In sum they're a block to the Protestant tendency to overextend heroism towards Pelaganism.
I'm the capitain of my soul
xavier
I must respectively disagree. The whole "do you have a personal relationship with Jesus Christ" is a very modern, recent, Protestant laden question. It is not asking "do you believe in Jesus Christ and in His words and in His Church?" If it were, the results of the mindset behind the question would bear different fruit than what we see today among the Protestants.
"Do you have a personal relationship with Jesus Christ?" is asking the person if they have a subjective, individual, emotional linking to Jesus Christ. For starters, the question was developed during a time period in the West when the concept of relationships went from loyalty and honoring promises despite our emotional states to being dictated by the emotional winds of our hearts.
The "personal" part is predicated on the modernist sense of individualism, that the relationship is dictated on your personal terms. Modernists don't get that the individual can only be understood by it's interaction within the corporate. The internal forum exists and matters, but an individual cannot understand themselves alone…they'll just run around in circles in their mind. It's by God's grace that one can see their sins, let alone evaluate themselves. Even a desert cloistered monk shuns human community to better understand himself by communing with the Trinity.
The whole personal relationship thing in Protestantism has led the the developments of the rock concert with a saccrine message on Sundays (Hillsong et. al.), to "church hopping" to find a church that fulfills their ego, or when that fails, the "home church" movement.
Since allegory and stories always better highlight the message, I'll say the above as such:
I'm a private in the military (Church Militant). I know the history of my military. I've read what the General and his immediate subordinates have said about our mission and the enemy. My conscience has been formed by the above to know when a good order is given by my immediate superiors and when it is a bad order.
Now, say I get a good order from my direct superior, do you think I'll be found insubordinate if I demand that I will only follow an order given to be directly from the General?

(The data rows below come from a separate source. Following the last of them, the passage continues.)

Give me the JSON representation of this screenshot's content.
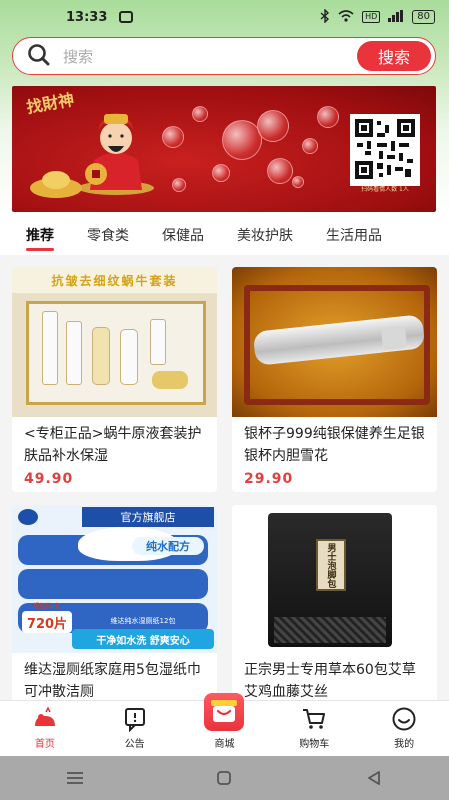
{
  "status_bar": {
    "time": "13:33",
    "network": "HD",
    "battery": "80"
  },
  "search": {
    "placeholder": "搜索",
    "button_label": "搜索"
  },
  "banner": {
    "title_text": "找財神",
    "qr_caption": "扫码看情人数 1人"
  },
  "tabs": [
    {
      "label": "推荐",
      "active": true
    },
    {
      "label": "零食类",
      "active": false
    },
    {
      "label": "保健品",
      "active": false
    },
    {
      "label": "美妆护肤",
      "active": false
    },
    {
      "label": "生活用品",
      "active": false
    }
  ],
  "products": [
    {
      "image_caption": "抗皱去细纹蜗牛套装",
      "title": "<专柜正品>蜗牛原液套装护肤品补水保湿",
      "price": "49.90"
    },
    {
      "title": " 银杯子999纯银保健养生足银银杯内胆雪花",
      "price": "29.90"
    },
    {
      "image_caption": "官方旗舰店",
      "image_badge_small": "超值装1包",
      "image_badge": "720片",
      "image_pack_label": "纯水配方",
      "image_product_line": "维达纯水湿厕纸12包",
      "image_slogan": "干净如水洗 舒爽安心",
      "title": "维达湿厕纸家庭用5包湿纸巾可冲散洁厕",
      "price": ""
    },
    {
      "image_caption": "男士泡脚包",
      "title": "正宗男士专用草本60包艾草艾鸡血藤艾丝",
      "price": ""
    }
  ],
  "bottom_nav": [
    {
      "label": "首页",
      "icon": "home-icon",
      "active": true
    },
    {
      "label": "公告",
      "icon": "notice-icon",
      "active": false
    },
    {
      "label": "商城",
      "icon": "mall-bag-icon",
      "active": false
    },
    {
      "label": "购物车",
      "icon": "cart-icon",
      "active": false
    },
    {
      "label": "我的",
      "icon": "profile-icon",
      "active": false
    }
  ],
  "colors": {
    "accent": "#e8343a",
    "price": "#e0403f",
    "header_green": "#a9dc9b"
  }
}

Let's take it further. Say said General comes by every day and offers a blood brotherhood handshake, slicing his palm and asking each of us to do the same and shake on it. If I participate in this commingling of our blood, is the action more intimate than me getting to chitchat with him everyday over crumpets and tea?
I can love my God by availing myself of the sacraments and following as best I can to do his Will in all things, and do it all while emotionally being angry or upset with Him. "Do you have a personal relationship with Jesus Christ?" is emotional, syruppy garbage that confuses true worship and true love.
As to Pelagianism, I'm not sure you have the right heresy. Many protestants are anti-Pelagian to the extreme, as they embrace "once saved, always saved" and thus excuse themselves from having to do any good works despite James 2:17.